7.5. Zurückverweisung bei neuem Vorbringen im Beschwerdeverfahren
7.5.5 Zurückverweisung an die erste Instanz wurde angeordnet
Dies ist die 9. Ausgabe (2019) dieser Publikation; für die 10. Ausgabe (2022) siehe hier |
In T 611/90 (ABl. 1993, 50) wurde mit der Beschwerdebegründung zum ersten Mal eine öffentliche Vorbenutzung auf der Grundlage neuer Beweise geltend gemacht. Die Kammer sah dies als neuen Sachverhalt an, der eine Zurückverweisung rechtfertigte.

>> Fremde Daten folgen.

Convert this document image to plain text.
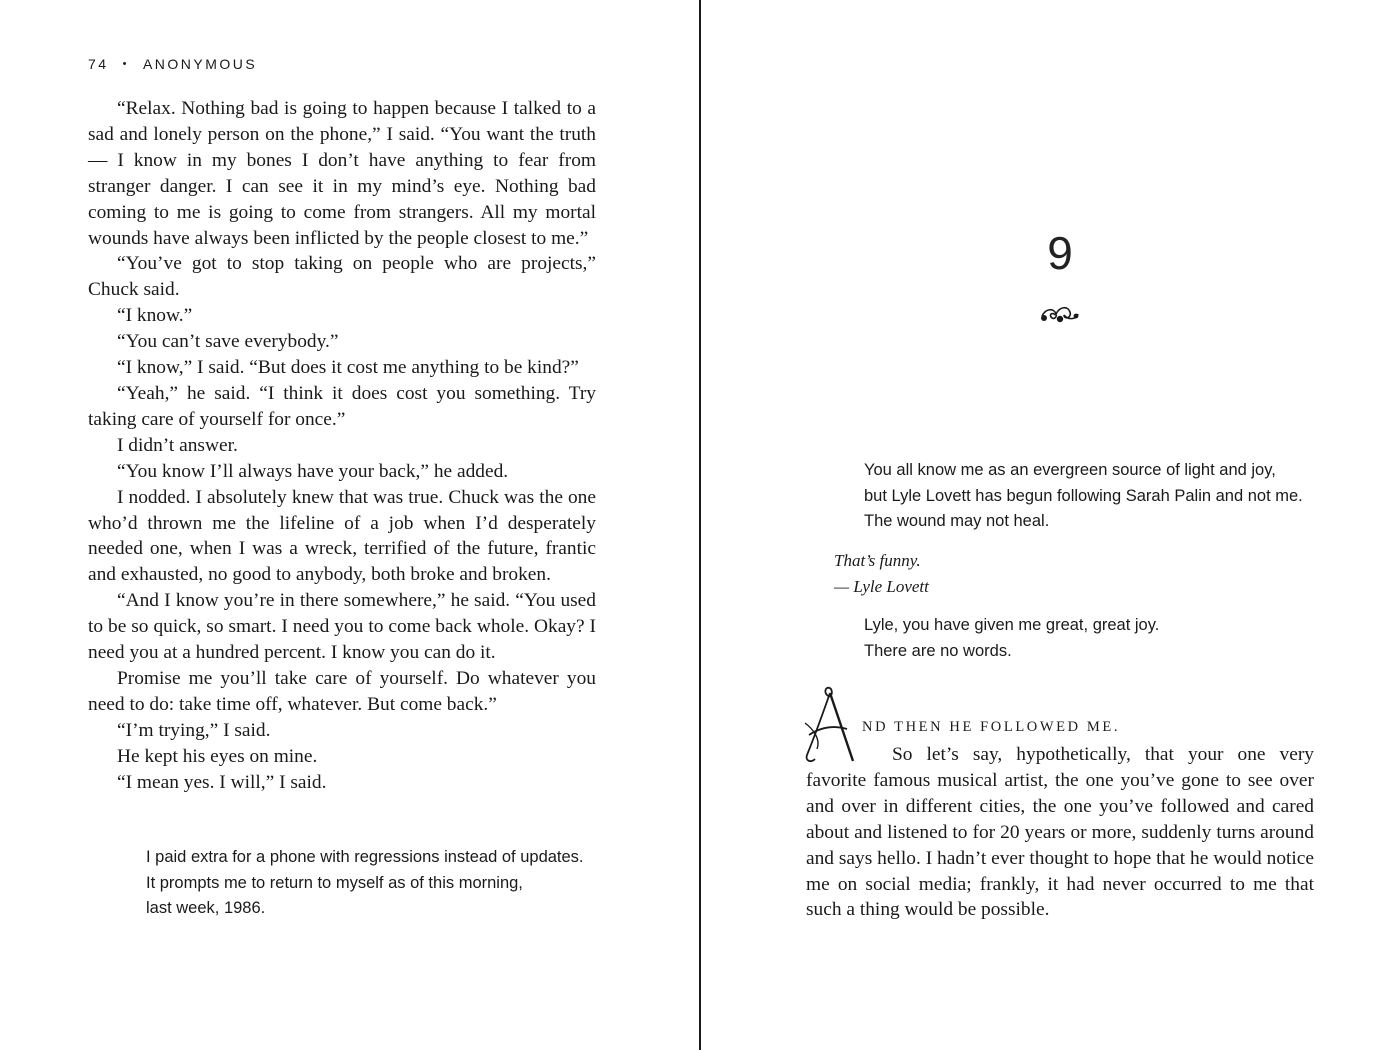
74 • ANONYMOUS

“Relax. Nothing bad is going to happen because I talked to a sad and lonely person on the phone,” I said. “You want the truth — I know in my bones I don’t have anything to fear from stranger danger. I can see it in my mind’s eye. Nothing bad coming to me is going to come from strangers. All my mortal wounds have always been inflicted by the people closest to me.”

“You’ve got to stop taking on people who are projects,” Chuck said.

“I know.”

“You can’t save everybody.”

“I know,” I said. “But does it cost me anything to be kind?”

“Yeah,” he said. “I think it does cost you something. Try taking care of yourself for once.”

I didn’t answer.

“You know I’ll always have your back,” he added.

I nodded. I absolutely knew that was true. Chuck was the one who’d thrown me the lifeline of a job when I’d desperately needed one, when I was a wreck, terrified of the future, frantic and exhausted, no good to anybody, both broke and broken.

“And I know you’re in there somewhere,” he said. “You used to be so quick, so smart. I need you to come back whole. Okay? I need you at a hundred percent. I know you can do it.

Promise me you’ll take care of yourself. Do whatever you need to do: take time off, whatever. But come back.”

“I’m trying,” I said.

He kept his eyes on mine.

“I mean yes. I will,” I said.

I paid extra for a phone with regressions instead of updates.
It prompts me to return to myself as of this morning,
last week, 1986.
9
You all know me as an evergreen source of light and joy,
but Lyle Lovett has begun following Sarah Palin and not me.
The wound may not heal.
That’s funny.
— Lyle Lovett
Lyle, you have given me great, great joy.
There are no words.
ND THEN HE FOLLOWED ME.

So let’s say, hypothetically, that your one very favorite famous musical artist, the one you’ve gone to see over and over in different cities, the one you’ve followed and cared about and listened to for 20 years or more, suddenly turns around and says hello. I hadn’t ever thought to hope that he would notice me on social media; frankly, it had never occurred to me that such a thing would be possible.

Sie wies darauf hin, dass das Interesse der Öffentlichkeit und der Beteiligten an einer zügigen Verfahrensführung in diesem Fall hinter der Forderung zurückzustehen hat, dass das Beschwerdeverfahren nicht zu einer bloßen Fortsetzung des erstinstanzlichen Verfahrens werden darf. In T 147/95 wurden durch die Einführung einer neuen Druckschrift in das Verfahren grundlegend neue Argumente im Hinblick auf einen Einspruchsgrund eingeführt, die die Aufrechterhaltung des Patents in vorliegender Form in Frage stellten. Die Kammer hielt es daher für erforderlich, die Sache an die Vorinstanz zurückzuverweisen.

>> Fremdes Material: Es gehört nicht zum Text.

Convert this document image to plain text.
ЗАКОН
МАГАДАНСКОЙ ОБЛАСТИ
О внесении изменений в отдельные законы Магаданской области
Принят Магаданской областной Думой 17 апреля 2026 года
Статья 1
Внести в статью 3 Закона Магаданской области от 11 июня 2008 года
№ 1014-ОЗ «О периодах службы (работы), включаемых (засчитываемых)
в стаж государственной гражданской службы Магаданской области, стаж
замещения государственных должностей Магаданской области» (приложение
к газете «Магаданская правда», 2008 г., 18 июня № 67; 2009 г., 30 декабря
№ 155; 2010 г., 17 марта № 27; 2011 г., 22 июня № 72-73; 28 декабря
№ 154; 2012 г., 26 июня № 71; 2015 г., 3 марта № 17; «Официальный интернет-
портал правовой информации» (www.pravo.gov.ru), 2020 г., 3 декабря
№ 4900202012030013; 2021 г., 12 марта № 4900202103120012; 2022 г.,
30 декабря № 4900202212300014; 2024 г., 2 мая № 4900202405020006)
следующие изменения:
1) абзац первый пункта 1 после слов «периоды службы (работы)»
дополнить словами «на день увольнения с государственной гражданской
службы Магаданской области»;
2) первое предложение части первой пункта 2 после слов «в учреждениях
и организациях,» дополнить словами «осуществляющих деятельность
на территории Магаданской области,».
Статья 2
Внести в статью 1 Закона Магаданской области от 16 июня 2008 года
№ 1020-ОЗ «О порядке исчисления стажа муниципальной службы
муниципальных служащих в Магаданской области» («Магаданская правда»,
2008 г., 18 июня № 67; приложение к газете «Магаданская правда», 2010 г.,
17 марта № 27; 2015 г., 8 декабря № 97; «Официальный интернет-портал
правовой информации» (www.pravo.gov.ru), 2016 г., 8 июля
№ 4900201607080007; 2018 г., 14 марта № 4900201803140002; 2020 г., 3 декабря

In T 1600/06 stellte die Kammer unter Hinweis auf T 402/01 vom 21. Februar 2005 date: 2005-02-21 fest, dass der Patentinhaber zwar nicht automatisch Anspruch auf eine Zurückverweisung hat, wenn ihm ein neues Dokument entgegengehalten wird; der Anspruch des Patentinhabers auf rechtliches Gehör nach Art. 113 (1) EPÜ könne jedoch eine Zurückverweisung erforderlich machen, wenn die neue Entgegenhaltung wie im vorliegenden Fall den rechtlichen und tatsächlichen Rahmen des Falles erheblich ändere und sich daraus ein “neuer Fall” ergebe.
In T 736/01 führte die Kammer aus, dass es nicht Zweck einer Beschwerde sei, einen neuen Fall, der sich aus einem neu vorgebrachten und in das Verfahren zugelassenen Stand der Technik ergebe, zu prüfen und darüber zu entscheiden und verwies die Angelegenheit an die Einspruchsabteilung zurück.
In T 361/03 wurde durch ein vom Beschwerdeführer (Einsprechenden) einen Monat vor der mündlichen Verhandlung vorgelegtes Dokument der tatsächliche Rahmen des Falls im Beschwerdeverfahren grundlegend geändert. Die Kammer ließ das Dokument zu, hielt aber eine Zurückverweisung für gerechtfertigt. Damit wurde zweierlei bezweckt, nämlich eine Prüfung des neuen Sachverhalts in zwei Instanzen zu ermöglichen und dem Beschwerdegegner angemessen Gelegenheit zu geben, als Rückfallposition geeignete Änderungen sowie mögliche Beweismittel zur Abwehr der geänderten Anträge in Erwägung zu ziehen.
In dem der Entscheidung T 125/93 zugrunde liegenden Fall wurde ein hochrelevantes Dokument, welches kurz vor der mündlichen Verhandlung eingereicht worden war, zum Verfahren zugelassen. Dies hatte zur Folge, dass sich der faktische Rahmen gegenüber dem Rahmen änderte, auf den sich die Entscheidung gestützt hatte. Die Kammer verwies die Angelegenheit zur weiteren Entscheidung an die Einspruchsabteilung zurück.
In T 1469/07 wiesen der Beschwerdeführer und die Beitretenden darauf hin, dass es im öffentlichen Interesse liege und der Rechtssicherheit diene, dass möglichst rasch eine endgültige Entscheidung ergehe. Die Kammer stellte jedoch fest, dass die neue Sachlage nicht durch den Beschwerdegegner verursacht worden war, sondern durch die vom Beschwerdeführer und von den Beitretenden eingereichten neuen Beweismittel. In Ausübung ihres Ermessens befand sie daher, dass sich das gegen das Patent gerichtete Vorbringen so sehr geändert hatte, dass der Beschwerdegegner einen berechtigten Grund hatte, seinen Fall in vollem Umfang in zwei Instanzen prüfen zu lassen (s. auch T 78/11).